Two manufacturers have been selected by the US Air Force (USAF) to advance in the competition to develop an autonomous fighter aircraft.

The service on 24 April announced that designs from two California-based companies – defence start-up Anduril Industries and uncrewed aircraft pioneer General Atomics Aeronautical Systems – were chosen for the next round of the Collaborative Combat Aircraft (CCA) programme.

That effort aims to expand the USA’s fighter capacity at lower cost and faster than could be achieved solely with crewed aircraft.


Source: US Air Force

General Atomics has already completed three flights with its XQ-67A, which is the basis for the company’s Collaborative Combat Aircraft bid

Under the next stage, both General Atomics and Anduril will receive funding to design, manufacture and test “production representative test articles”, according to the USAF. This includes flight testing the prototype aircraft.

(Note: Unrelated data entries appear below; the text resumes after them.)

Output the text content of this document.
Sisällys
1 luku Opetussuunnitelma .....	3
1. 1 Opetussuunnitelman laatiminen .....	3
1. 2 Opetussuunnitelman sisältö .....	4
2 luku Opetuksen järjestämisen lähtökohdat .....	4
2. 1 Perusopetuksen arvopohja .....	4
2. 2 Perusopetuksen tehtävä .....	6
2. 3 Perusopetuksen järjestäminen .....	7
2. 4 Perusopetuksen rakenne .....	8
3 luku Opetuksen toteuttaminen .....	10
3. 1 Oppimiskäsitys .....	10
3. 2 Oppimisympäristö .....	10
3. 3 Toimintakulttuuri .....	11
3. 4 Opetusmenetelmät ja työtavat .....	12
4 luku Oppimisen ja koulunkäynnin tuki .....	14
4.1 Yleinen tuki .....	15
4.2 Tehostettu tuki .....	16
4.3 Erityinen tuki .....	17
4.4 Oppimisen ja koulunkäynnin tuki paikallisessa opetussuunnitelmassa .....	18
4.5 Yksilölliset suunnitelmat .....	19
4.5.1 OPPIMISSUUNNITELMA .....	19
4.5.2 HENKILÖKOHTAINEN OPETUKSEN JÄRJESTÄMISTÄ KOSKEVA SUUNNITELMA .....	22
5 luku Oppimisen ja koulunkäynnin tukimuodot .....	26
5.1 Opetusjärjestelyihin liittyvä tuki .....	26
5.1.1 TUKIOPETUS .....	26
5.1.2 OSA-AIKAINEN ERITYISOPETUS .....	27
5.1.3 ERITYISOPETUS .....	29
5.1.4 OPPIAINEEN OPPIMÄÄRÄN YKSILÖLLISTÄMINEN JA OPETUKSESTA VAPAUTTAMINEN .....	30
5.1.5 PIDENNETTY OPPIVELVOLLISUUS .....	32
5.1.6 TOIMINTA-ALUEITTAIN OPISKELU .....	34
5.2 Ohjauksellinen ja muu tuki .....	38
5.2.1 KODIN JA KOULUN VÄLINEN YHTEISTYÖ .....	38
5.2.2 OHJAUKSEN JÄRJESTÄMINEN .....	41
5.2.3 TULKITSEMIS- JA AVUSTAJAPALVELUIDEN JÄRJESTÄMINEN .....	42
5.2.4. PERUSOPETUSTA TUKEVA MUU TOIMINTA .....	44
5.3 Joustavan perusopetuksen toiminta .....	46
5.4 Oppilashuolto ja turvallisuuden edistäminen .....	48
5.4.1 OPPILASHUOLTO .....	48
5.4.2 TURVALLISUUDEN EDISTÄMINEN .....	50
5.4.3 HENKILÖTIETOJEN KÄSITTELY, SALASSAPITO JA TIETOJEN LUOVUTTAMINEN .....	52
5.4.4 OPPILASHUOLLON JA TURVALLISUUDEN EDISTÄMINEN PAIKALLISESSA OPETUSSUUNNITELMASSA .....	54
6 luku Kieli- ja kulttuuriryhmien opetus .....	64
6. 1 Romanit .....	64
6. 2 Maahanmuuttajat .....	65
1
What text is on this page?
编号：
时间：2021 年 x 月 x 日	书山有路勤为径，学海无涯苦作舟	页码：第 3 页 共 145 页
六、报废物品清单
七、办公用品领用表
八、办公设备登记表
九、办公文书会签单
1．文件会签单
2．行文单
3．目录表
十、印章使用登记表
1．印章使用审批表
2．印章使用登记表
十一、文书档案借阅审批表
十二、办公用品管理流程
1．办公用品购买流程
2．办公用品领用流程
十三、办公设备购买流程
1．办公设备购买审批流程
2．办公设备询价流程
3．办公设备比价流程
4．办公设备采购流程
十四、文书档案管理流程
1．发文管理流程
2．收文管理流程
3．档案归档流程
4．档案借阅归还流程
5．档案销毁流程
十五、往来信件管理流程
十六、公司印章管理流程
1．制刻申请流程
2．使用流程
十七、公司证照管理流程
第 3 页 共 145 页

Firms not selected to advance, which include aerospace heavyweights Boeing, Lockheed Martin and Northrop Grumman, “will continue to be part of the broader industry partner vendor pool”, the air force says.

In addition to the possibility of supplying prime contractors in the first increment of CCAs, that vendor pool will also have the opportunity to bid on the second increment of autonomous fighters, which the USAF says it will begin work on later this year.

“All current and potential future industry partners from the CCA vendor pool will compete for this follow-on effort,” the air force says.

 The service notes that vendor pool includes more than 20 manufacturers.

“As we navigate the next phase of CCA development, our collaboration with both current and potential industry partners remains pivotal,” says assistant air force secretary Andrew Hunter, who oversees procurement for the service.

Little is known about the CCA designs, which are intended to pair with the highly-classified Next Generation Air Dominance sixth-generation fighter aircraft currently under development.

Anduril’s submission is likely based around the Fury autonomous jet, which the company acquired with its 2023 acquisition of start-up Blue Force Technologies. A model of the jet displayed by Anduril shows a streamlined design with a single air intake below the fuselage and one vertical stabiliser.

In the original Blue Force design, Fury was powered by a single commercially available business jet engine. Anduril has declined to discuss its propulsion plans.

“Anduril is proud to pave the way for other non-traditional defence companies to compete and deliver on large scale programmes,” chief executive Brian Schimpf said on 24 April.

The company did not offer any details of its CCA bid.

Fury side profile

Source: Anduril Industries

Anduril is believed to developing the Fury as its CCA platform, a design the company acquired in its takeover of Blue Force Technologies

Competitor General Atomics is providing more clues as to the nature of its submission, confirming on 24 April that the recently revealed XQ-67A Off-Board Sensing Station formed the basis for its CCA prototype.

That aircraft made its first flight in February in a remotely piloted configuration, as part of an Air Force Research Laboratory programme to develop low-cost autonomous air vehicles.

“Since then, this prototype for CCA has successfully completed two additional test flights, laying the groundwork for a successful production and flight test programme,” General Atomics says.

CCA testing will also incorporate General Atomics’ MQ-20 Avenger uncrewed jet – the latest iteration of the Predator UAV line – to more quickly advance autonomy and mission systems technology.

Company president David Alexander says General Atomics offers “unmatched experience” in the development and production of uncrewed combat aircraft.

General Atomics has numerous UAVs in active service, including the MQ-9A Reaper, MQ-9B SkyGuardian, MQ-1C Gray Eagle and RQ-1 Predator.

The USAF says it currently expects to make a competitive production decision for the first increment of CCAs in fiscal year 2026, with plans to field a fully operational capability before the end of the decade.

While the programme is initially intended to develop aircraft for the USAF, overseas allies may also get a procurement opportunity.

“The Department of the Air Force is exploring international partnerships, to include potential foreign military sales, as part of the CCA programme,” the USAF says. “These partnerships will help provide further affordable mass at scale while driving horizontal integration and interoperability across our international partnerships.”

The USAF aims for the CCA programme to deliver at least 1,000 autonomous aircraft, which could fill a variety of combat roles, including electronic warfare, air-to-air and air-to-ground strikes.